Border only exists in people’s minds
Published:
I love to observe the national border. At the national border, you may observe things suddenly change, such as religion, language, culture, habits, identity, and quality of life. I always wanted to cross the border illegally, but I am, by large, a rule-abiding person. On my recent trip to Africa, I finally had the chance to practice “illegal” border crossing without showing my identity to anyone to visit another country and back.
I crossed borders “illegally” twice. The first time is from Mauritania to Western Sahara where controlled by Sahrawi Arab Democratic Republic (de facto controlled by nobody). And the second time is from Senegal to Mauritania. The “illegal” border crossing is amazingly smooth. Everything is normal, just like traveling in the same country. No border inspection or boundary stone can help me realize that I was crossing the border, except on my phone’s map with GPS real-time location and some pixels showing a black borderline.

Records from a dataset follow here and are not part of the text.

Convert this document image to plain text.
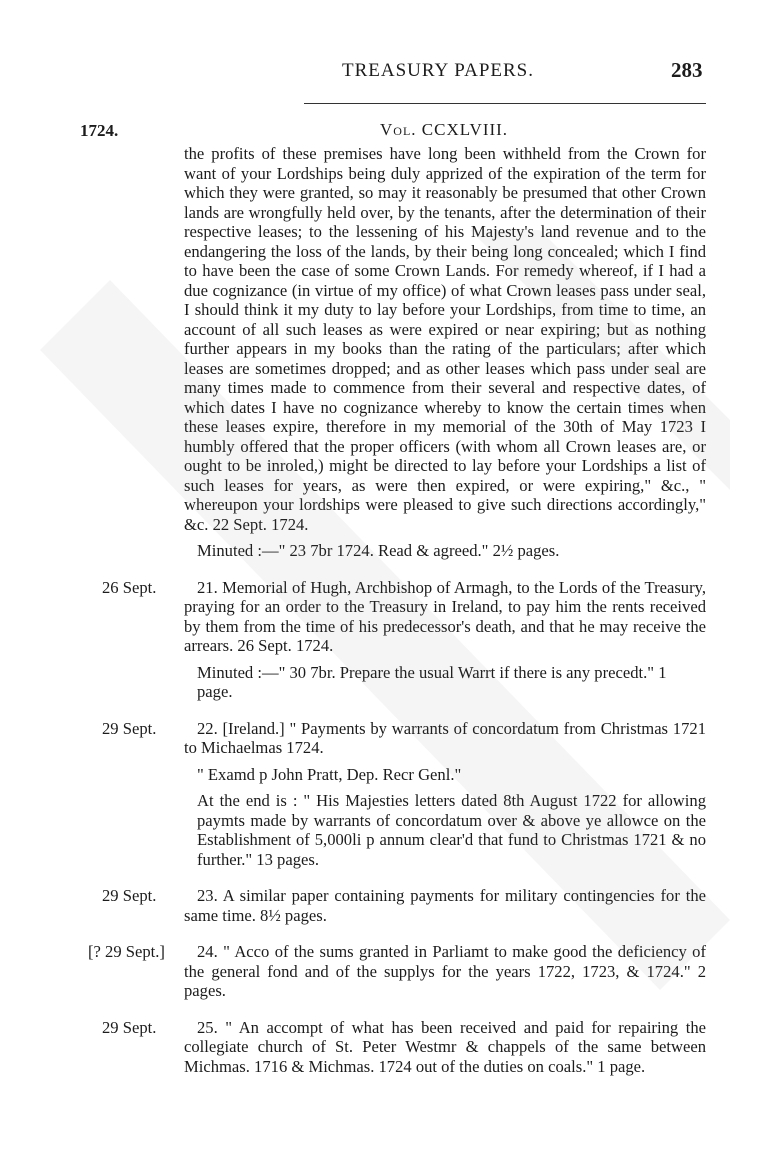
TREASURY PAPERS.	283
1724.	Vol. CCXLVIII.

the profits of these premises have long been withheld from the Crown for want of your Lordships being duly apprized of the expiration of the term for which they were granted, so may it reasonably be presumed that other Crown lands are wrongfully held over, by the tenants, after the determination of their respective leases; to the lessening of his Majesty's land revenue and to the endangering the loss of the lands, by their being long concealed; which I find to have been the case of some Crown Lands. For remedy whereof, if I had a due cognizance (in virtue of my office) of what Crown leases pass under seal, I should think it my duty to lay before your Lordships, from time to time, an account of all such leases as were expired or near expiring; but as nothing further appears in my books than the rating of the particulars; after which leases are sometimes dropped; and as other leases which pass under seal are many times made to commence from their several and respective dates, of which dates I have no cognizance whereby to know the certain times when these leases expire, therefore in my memorial of the 30th of May 1723 I humbly offered that the proper officers (with whom all Crown leases are, or ought to be inroled,) might be directed to lay before your Lordships a list of such leases for years, as were then expired, or were expiring," &c., " whereupon your lordships were pleased to give such directions accordingly," &c. 22 Sept. 1724.

Minuted :—" 23 7br 1724. Read & agreed." 2½ pages.

26 Sept.	21. Memorial of Hugh, Archbishop of Armagh, to the Lords of the Treasury, praying for an order to the Treasury in Ireland, to pay him the rents received by them from the time of his predecessor's death, and that he may receive the arrears. 26 Sept. 1724.

Minuted :—" 30 7br. Prepare the usual Warrt if there is any precedt." 1 page.

29 Sept.	22. [Ireland.] " Payments by warrants of concordatum from Christmas 1721 to Michaelmas 1724.

" Examd p John Pratt, Dep. Recr Genl."

At the end is : " His Majesties letters dated 8th August 1722 for allowing paymts made by warrants of concordatum over & above ye allowce on the Establishment of 5,000li p annum clear'd that fund to Christmas 1721 & no further." 13 pages.

29 Sept.	23. A similar paper containing payments for military contingencies for the same time. 8½ pages.

[? 29 Sept.]	24. " Acco of the sums granted in Parliamt to make good the deficiency of the general fond and of the supplys for the years 1722, 1723, & 1724." 2 pages.

29 Sept.	25. " An accompt of what has been received and paid for repairing the collegiate church of St. Peter Westmr & chappels of the same between Michmas. 1716 & Michmas. 1724 out of the duties on coals." 1 page.
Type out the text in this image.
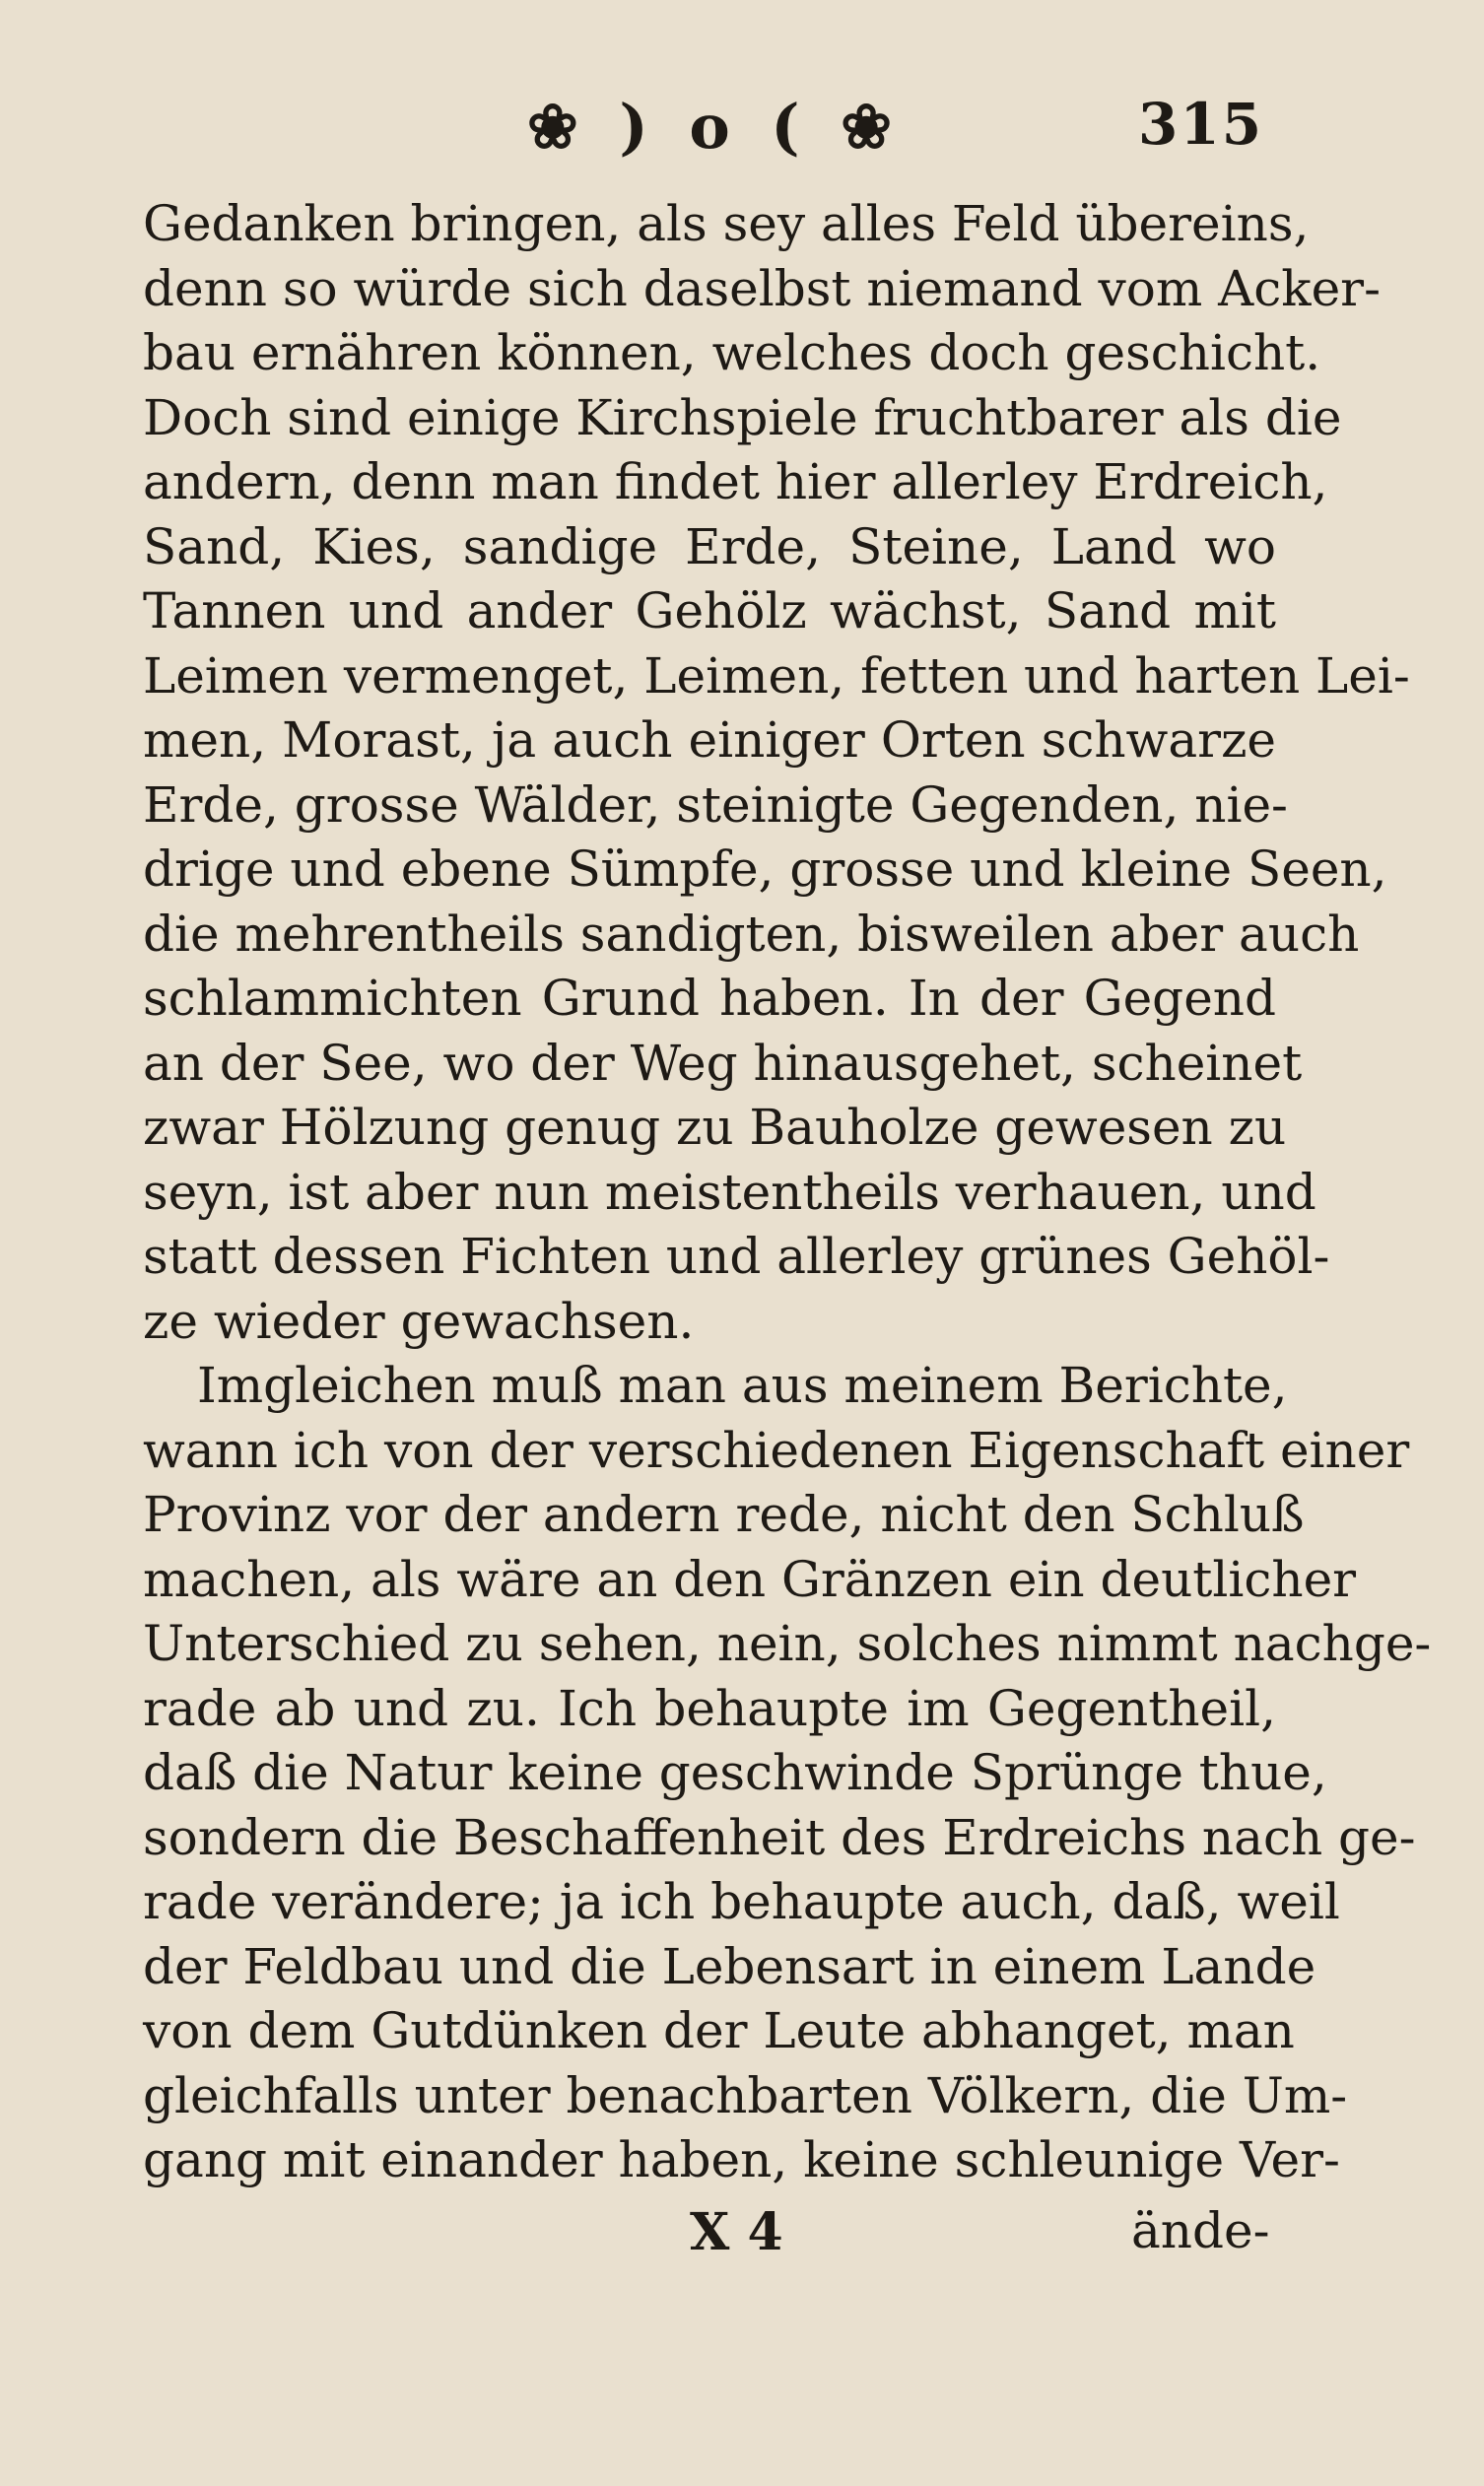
❀ ) o ( ❀	315
Gedanken bringen, als sey alles Feld übereins,
denn so würde sich daselbst niemand vom Acker-
bau ernähren können, welches doch geschicht.
Doch sind einige Kirchspiele fruchtbarer als die
andern, denn man findet hier allerley Erdreich,
Sand, Kies, sandige Erde, Steine, Land wo
Tannen und ander Gehölz wächst, Sand mit
Leimen vermenget, Leimen, fetten und harten Lei-
men, Morast, ja auch einiger Orten schwarze
Erde, grosse Wälder, steinigte Gegenden, nie-
drige und ebene Sümpfe, grosse und kleine Seen,
die mehrentheils sandigten, bisweilen aber auch
schlammichten Grund haben. In der Gegend
an der See, wo der Weg hinausgehet, scheinet
zwar Hölzung genug zu Bauholze gewesen zu
seyn, ist aber nun meistentheils verhauen, und
statt dessen Fichten und allerley grünes Gehöl-
ze wieder gewachsen.
Imgleichen muß man aus meinem Berichte,
wann ich von der verschiedenen Eigenschaft einer
Provinz vor der andern rede, nicht den Schluß
machen, als wäre an den Gränzen ein deutlicher
Unterschied zu sehen, nein, solches nimmt nachge-
rade ab und zu. Ich behaupte im Gegentheil,
daß die Natur keine geschwinde Sprünge thue,
sondern die Beschaffenheit des Erdreichs nach ge-
rade verändere; ja ich behaupte auch, daß, weil
der Feldbau und die Lebensart in einem Lande
von dem Gutdünken der Leute abhanget, man
gleichfalls unter benachbarten Völkern, die Um-
gang mit einander haben, keine schleunige Ver-
X 4	ände-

After the two “illegal” border crossings, I realized that the border is human-made and only exists in people’s minds. On the one hand, the border helps protect people from outside enemies. But on the other hand, the border seems to create an invisible wall in people’s minds preventing them from leaving and effectively trapping people into a single mindset. Certainly, such a border is not restrictive to the national border but also in culture, language, habit, ideology, religion, identity, morality, or even reality. Will you try to cross the border even if it is “illegal”?